Blinken, Austin, Nuland in Kyiv, Aim for Unending War, Bleed Russia

April 25, 2022 (EIRNS)—The first U.S. administration trip to Kyiv since the Feb. 24 special military operation by Russia occurred April 24, after which Secretary of State Tony Blink and Defense Secretary Lloyd Austin announced that the U.S. would provide an additional $650 million in military aid to Ukraine, bringing the total of security aid to $3.7 billion in the last 60 days. Secretary Austin made it clear that the U.S. policy goal is not to achieve a negotiated settlement, but to perpetuate the war in order to “weaken Russia” by bleeding them with unending warfare. Accompanying Blinken and Austin on the trip was the notorious Victoria Nuland, currently Under Secretary of State for Political Affairs, who in 2014 orchestrated the Maidan coup d’état in Ukraine, which overthrew the elected President, and brought neo-Nazis into positions of great power in Kyiv.

Blinken further announced that the U.S. would be reopening the American Embassy in Kyiv, and that the new U.S. Ambassador would be Bridget Brink, a Nuland protégé who served under Nuland from 2015-2018 as Senior Advisor and Deputy Assistant Secretary in Assistant Secretary Nuland’s Bureau of European and Eurasian Affairs. Brink has also held posts at geopolitical flashpoints, including Belgrade, Serbia during 1997-99 (NATO hostilities against Belgrade started in March 1999), and two terms in Tbilisi, (2005-2008)—President Mikheil Saakashvili attacked South Ossetia in 2008—and again as deputy chief of mission in 2011-2014.

The State Department readout explained that the new $650 million in U.S. military aid “will provide support for the capabilities Ukraine needs as Russia’s forces train their focus on the Donbas; this assistance will also help Ukraine’s armed forces transition to more advanced weapons and air defense systems.” Secretary Austin told a press conference today that he and Blinken met with Ukrainian President Volodymyr Zelenskyy and other top officials, and that he had previewed for them the agenda for this week’s Defense Consultative Meeting in Germany. Convened by the United States, the Consultative Meeting will “examine the operational picture on the ground and review near-term Ukrainian defense needs, while providing attendees an opportunity to examine ways in which Ukraine’s longer term national security interests can be best met.”

Austin added: Ukraine could win the war against Russia “if they have the right equipment, the right support,” pledging the U.S. would “do everything we can” to help. “We want to see Russia weakened to the degree that it can’t do the kinds of things that it has done in invading Ukraine.”

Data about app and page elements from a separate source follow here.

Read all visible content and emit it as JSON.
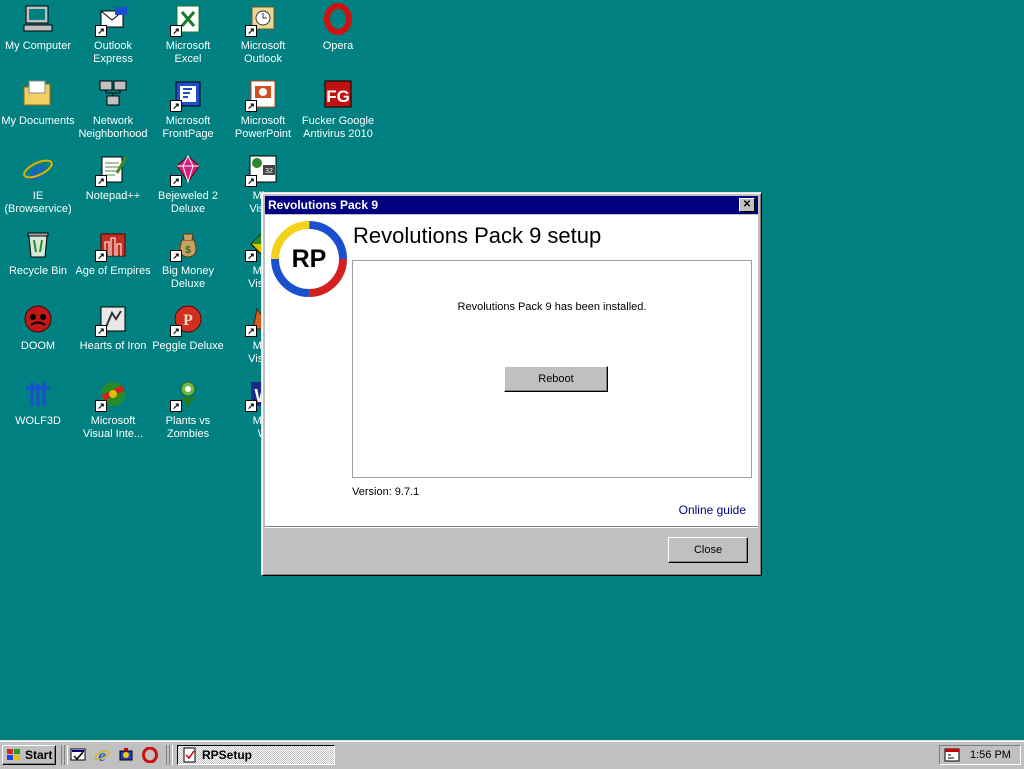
{
  "desktop": {
    "icons": [
      {
        "label": "My Computer",
        "icon": "computer-icon",
        "shortcut": false
      },
      {
        "label": "Outlook\nExpress",
        "icon": "outlook-express-icon",
        "shortcut": true
      },
      {
        "label": "Microsoft\nExcel",
        "icon": "excel-icon",
        "shortcut": true
      },
      {
        "label": "Microsoft\nOutlook",
        "icon": "outlook-icon",
        "shortcut": true
      },
      {
        "label": "Opera",
        "icon": "opera-icon",
        "shortcut": false
      },
      {
        "label": "My Documents",
        "icon": "folder-icon",
        "shortcut": false
      },
      {
        "label": "Network\nNeighborhood",
        "icon": "network-icon",
        "shortcut": false
      },
      {
        "label": "Microsoft\nFrontPage",
        "icon": "frontpage-icon",
        "shortcut": true
      },
      {
        "label": "Microsoft\nPowerPoint",
        "icon": "powerpoint-icon",
        "shortcut": true
      },
      {
        "label": "Fucker Google\nAntivirus 2010",
        "icon": "antivirus-icon",
        "shortcut": false
      },
      {
        "label": "IE\n(Browservice)",
        "icon": "ie-icon",
        "shortcut": false
      },
      {
        "label": "Notepad++",
        "icon": "notepad-icon",
        "shortcut": true
      },
      {
        "label": "Bejeweled 2\nDeluxe",
        "icon": "bejeweled-icon",
        "shortcut": true
      },
      {
        "label": "Micr\nVisua",
        "icon": "visual-studio-icon",
        "shortcut": true
      },
      {
        "label": "Recycle Bin",
        "icon": "recycle-bin-icon",
        "shortcut": false
      },
      {
        "label": "Age of Empires",
        "icon": "age-of-empires-icon",
        "shortcut": true
      },
      {
        "label": "Big Money\nDeluxe",
        "icon": "money-bag-icon",
        "shortcut": true
      },
      {
        "label": "Micr\nVisual",
        "icon": "visual-app-icon",
        "shortcut": true
      },
      {
        "label": "DOOM",
        "icon": "doom-icon",
        "shortcut": false
      },
      {
        "label": "Hearts of Iron",
        "icon": "hearts-of-iron-icon",
        "shortcut": true
      },
      {
        "label": "Peggle Deluxe",
        "icon": "peggle-icon",
        "shortcut": true
      },
      {
        "label": "Micr\nVisual",
        "icon": "visual-fox-icon",
        "shortcut": true
      },
      {
        "label": "WOLF3D",
        "icon": "wolf3d-icon",
        "shortcut": false
      },
      {
        "label": "Microsoft\nVisual Inte...",
        "icon": "visual-interdev-icon",
        "shortcut": true
      },
      {
        "label": "Plants vs\nZombies",
        "icon": "plants-vs-zombies-icon",
        "shortcut": true
      },
      {
        "label": "Micr\nW",
        "icon": "visual-w-icon",
        "shortcut": true
      }
    ]
  },
  "dialog": {
    "title": "Revolutions Pack 9",
    "close_glyph": "✕",
    "logo_text": "RP",
    "heading": "Revolutions Pack 9 setup",
    "message": "Revolutions Pack 9 has been installed.",
    "reboot_label": "Reboot",
    "version": "Version: 9.7.1",
    "online_guide": "Online guide",
    "close_label": "Close"
  },
  "taskbar": {
    "start_label": "Start",
    "quick_launch": [
      "desktop-icon",
      "ie-icon",
      "channels-icon",
      "opera-icon"
    ],
    "task_label": "RPSetup",
    "clock": "1:56 PM"
  },
  "colors": {
    "desktop": "#008080",
    "title_bar": "#000080",
    "face": "#c0c0c0"
  }
}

At the same April 25 session, Blinken also back-engineered Russia’s failures, taking what Russia had not done, identifying that as their goals, and declaring their failure. The Kremlin “has sought as its principal aim to totally subjugate Ukraine” and “take away” the country’s independence. “That has failed.” They “sought to assert the power of its military, its economy,” but the opposite was happening. Hence, since Russia is “failing” in its war aims, that means that “Ukraine is succeeding.”